Yves Marchand, l’ancien député-maire de Sète, connu pour ses analyses socio-politiques pertinentes, a réagi pour Le Singulier aux graves accusations et dénonciation de fraude par un ex-chef de service Sète Agglopôle Méditerranée.
Se débarrasser des déchets est toujours trop cher pour celui qui paie pour s’en défaire. Mais pas assez cher pour celui qui a charge de les éliminer.
Les décharges sauvages sont devenues anecdotiques. Tout passe désormais par les tris, les déchèteries, les incinérateurs, et la transformation en compost ou en énergie de ce que nous ne voulons plus voir et mieux, que nous voulons ignorer.
De ce constat est né un commerce florissant. Le plus souvent légal. De grandes entreprises font commerce d’élimination de déchets, gagnent beaucoup d’argent à regarder de près ce qui répugne tout le monde. Mais sont nées aussi des pratiques illégales d’autant plus juteuses qu’elles naissent dans l’indifférence générale.
Naples est reconnue dans le monde entier comme la principauté du trafic réalisé par la mafia sur le traitement des ordures. Il n’est pas toujours nécessaire d’aller aussi loin. Les mauvaises pratiques se développent partout où les intérêts conjoints d’une entreprise et d’un service public permettent aux payeurs de payer moins, et au traiteur de gagner plus.
Tout commence en général par les déchets toxiques, les plus difficiles à éliminer parce qu’ils demandent des précautions particulières.
Parmi ces déchets, outre les substances chimiques dangereuses, les déchets médicaux exigent des traitements individualisés, et par conséquent onéreux, qui renchérissent considérablement le coût de leur élimination. (J’ai le souvenir, lorsque je présidais aux destinées de l’hôpital de Sète, des surcoûts importants qu’imposait la destruction des reliquats opératoires sujets à provoquer des contaminations, et des explications budgétaires que le directeur devait fournir sur ce point au conseil d’administration).
Deux moyens sont souvent employés par les fraudeurs. Soit l’empaquetage de ces déchets dangereux avec les déchets ordinaires au mépris des risques courus (sida, maladies, contaminations) par les agents chargés de les traiter. C’est le procédé le plus en cours dans les structures gérées par la mafia qui exige, en dessous de table, la « juste » compensation de sa discrétion.
Ce peut être aussi, dans les structures moins obscures, la minoration de volume de déchets toxiques sous-évalués, au bénéfice de l’entreprise et au détriment d’un service public pas plus regardant que la mafia sur le prix payé par l’usager ou par le contribuable. Dans les deux cas, c’est celui qui n’y est pour rien, qui paiera. Rien de nouveau sous le soleil.

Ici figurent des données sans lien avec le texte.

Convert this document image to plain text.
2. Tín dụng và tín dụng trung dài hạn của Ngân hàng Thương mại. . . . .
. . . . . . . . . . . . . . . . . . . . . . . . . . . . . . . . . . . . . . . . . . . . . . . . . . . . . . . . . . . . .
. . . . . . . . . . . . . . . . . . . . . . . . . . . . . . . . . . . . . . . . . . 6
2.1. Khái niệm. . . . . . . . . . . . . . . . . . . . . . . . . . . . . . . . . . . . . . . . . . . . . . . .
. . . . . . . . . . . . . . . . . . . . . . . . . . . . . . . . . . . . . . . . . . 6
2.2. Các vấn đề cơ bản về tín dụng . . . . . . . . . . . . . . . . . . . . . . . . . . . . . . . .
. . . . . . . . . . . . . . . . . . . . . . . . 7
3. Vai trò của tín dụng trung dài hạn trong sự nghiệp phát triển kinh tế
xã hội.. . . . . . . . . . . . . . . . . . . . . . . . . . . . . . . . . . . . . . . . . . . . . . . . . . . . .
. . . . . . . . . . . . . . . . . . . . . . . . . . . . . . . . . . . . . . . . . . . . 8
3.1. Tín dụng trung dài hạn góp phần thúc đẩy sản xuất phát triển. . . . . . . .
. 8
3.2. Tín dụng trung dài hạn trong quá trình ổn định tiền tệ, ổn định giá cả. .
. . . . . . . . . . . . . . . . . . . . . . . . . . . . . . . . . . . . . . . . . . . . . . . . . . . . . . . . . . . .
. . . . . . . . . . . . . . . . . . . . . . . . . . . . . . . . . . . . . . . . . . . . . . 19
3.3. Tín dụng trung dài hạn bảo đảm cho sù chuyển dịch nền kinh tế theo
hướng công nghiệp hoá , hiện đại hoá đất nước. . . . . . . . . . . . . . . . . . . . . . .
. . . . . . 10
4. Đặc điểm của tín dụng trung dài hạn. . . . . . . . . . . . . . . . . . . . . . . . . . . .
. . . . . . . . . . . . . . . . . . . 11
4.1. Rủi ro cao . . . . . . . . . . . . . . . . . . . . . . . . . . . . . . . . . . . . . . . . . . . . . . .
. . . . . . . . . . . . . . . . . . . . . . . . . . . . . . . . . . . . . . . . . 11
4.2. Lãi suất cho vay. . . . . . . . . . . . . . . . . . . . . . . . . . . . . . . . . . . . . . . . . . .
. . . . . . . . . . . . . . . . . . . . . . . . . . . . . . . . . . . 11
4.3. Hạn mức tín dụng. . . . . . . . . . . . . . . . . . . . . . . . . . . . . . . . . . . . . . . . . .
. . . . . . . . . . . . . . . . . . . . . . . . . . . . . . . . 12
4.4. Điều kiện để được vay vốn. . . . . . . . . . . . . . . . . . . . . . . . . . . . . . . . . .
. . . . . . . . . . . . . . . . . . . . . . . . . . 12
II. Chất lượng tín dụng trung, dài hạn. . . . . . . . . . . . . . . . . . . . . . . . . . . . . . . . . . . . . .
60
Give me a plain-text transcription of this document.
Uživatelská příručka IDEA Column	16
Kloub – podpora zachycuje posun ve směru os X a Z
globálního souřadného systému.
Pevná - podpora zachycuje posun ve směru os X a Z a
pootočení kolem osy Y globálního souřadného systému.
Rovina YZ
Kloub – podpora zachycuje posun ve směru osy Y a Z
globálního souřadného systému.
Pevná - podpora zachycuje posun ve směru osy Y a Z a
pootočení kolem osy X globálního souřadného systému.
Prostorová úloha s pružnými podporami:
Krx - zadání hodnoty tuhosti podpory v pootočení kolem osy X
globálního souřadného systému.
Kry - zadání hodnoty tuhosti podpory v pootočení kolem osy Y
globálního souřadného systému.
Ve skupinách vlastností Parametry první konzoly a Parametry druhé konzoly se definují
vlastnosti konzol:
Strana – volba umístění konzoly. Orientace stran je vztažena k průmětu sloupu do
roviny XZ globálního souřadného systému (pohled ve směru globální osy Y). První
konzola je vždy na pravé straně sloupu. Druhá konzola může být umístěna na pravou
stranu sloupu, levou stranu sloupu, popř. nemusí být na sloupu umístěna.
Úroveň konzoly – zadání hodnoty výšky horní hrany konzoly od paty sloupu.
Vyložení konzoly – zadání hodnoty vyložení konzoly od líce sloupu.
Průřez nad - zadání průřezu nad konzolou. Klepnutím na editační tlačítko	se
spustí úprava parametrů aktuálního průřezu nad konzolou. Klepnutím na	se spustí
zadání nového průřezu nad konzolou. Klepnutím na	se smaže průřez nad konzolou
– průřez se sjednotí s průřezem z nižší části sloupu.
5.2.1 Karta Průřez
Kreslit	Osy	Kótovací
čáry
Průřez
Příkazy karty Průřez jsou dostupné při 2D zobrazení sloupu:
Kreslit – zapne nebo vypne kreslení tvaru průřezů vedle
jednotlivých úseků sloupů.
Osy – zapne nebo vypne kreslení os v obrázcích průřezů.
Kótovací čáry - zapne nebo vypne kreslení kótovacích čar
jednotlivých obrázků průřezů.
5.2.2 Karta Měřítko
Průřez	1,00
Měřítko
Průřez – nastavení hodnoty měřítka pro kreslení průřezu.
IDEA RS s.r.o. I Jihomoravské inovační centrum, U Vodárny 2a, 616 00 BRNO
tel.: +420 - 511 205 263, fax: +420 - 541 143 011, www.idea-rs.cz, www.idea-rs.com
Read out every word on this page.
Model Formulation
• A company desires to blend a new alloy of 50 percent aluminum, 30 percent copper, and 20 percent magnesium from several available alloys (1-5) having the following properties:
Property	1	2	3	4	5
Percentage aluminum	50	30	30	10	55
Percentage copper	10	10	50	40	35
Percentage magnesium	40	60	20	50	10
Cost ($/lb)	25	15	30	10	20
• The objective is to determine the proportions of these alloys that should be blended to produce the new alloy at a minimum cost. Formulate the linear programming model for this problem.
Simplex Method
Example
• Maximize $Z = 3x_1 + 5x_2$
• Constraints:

Ces dérives conduisent à une réflexion politique plus générale.
Lorsque la mafia prend la direction des opérations, c’en est fini de la liberté. Le règne de la menace et de la peur balaie toute possibilité de se référer à la loi. Il n’y a plus de loi, plus de liberté, seulement un rapport de force et de domination, de chantage et d’extorsion de fonds.
Tandis que l’état de droit, tant qu’il survit, veille à maintenir « la loi qui affranchit ».
C’est dire combien il est grave, dans une démocratie garante de la liberté individuelle et du respect des lois, de voir un service public céder par intérêt aux exigences injustes et illégales d’une entreprise privée. C’est déjà la porte ouverte au commerce du crime. Car une telle complaisance ne peut être consentie sans que d’autres infractions au moins aussi graves ne viennent frapper au cœur les principes humains fondamentaux.
Entrent en jeu d’abord les complicités qui peuvent soit être imposées par l’autorité aux exécutants, soit consenties par les exécutants à l’autorité au nom de l’amitié ou de la solidarité partisane, ou enfin obtenues par l’autorité contre quelques avantages matériels alloués aux exécutants.
Autorité, paternalisme ou corruption sont toujours le prix à payer.
Mais surviennent aussi, pour s’assurer d’un résultat discret, les contrôles, les surveillances, les violations d’intimité et pour finir les délations. Tout un champ de dommages collatéraux consécutifs à la manœuvre échafaudée pour échapper à la loi par les ressorts conjoints d’une entreprise et de l’autorité politique.
L’état de droit se loge parfois dans une simple boîte à ordures.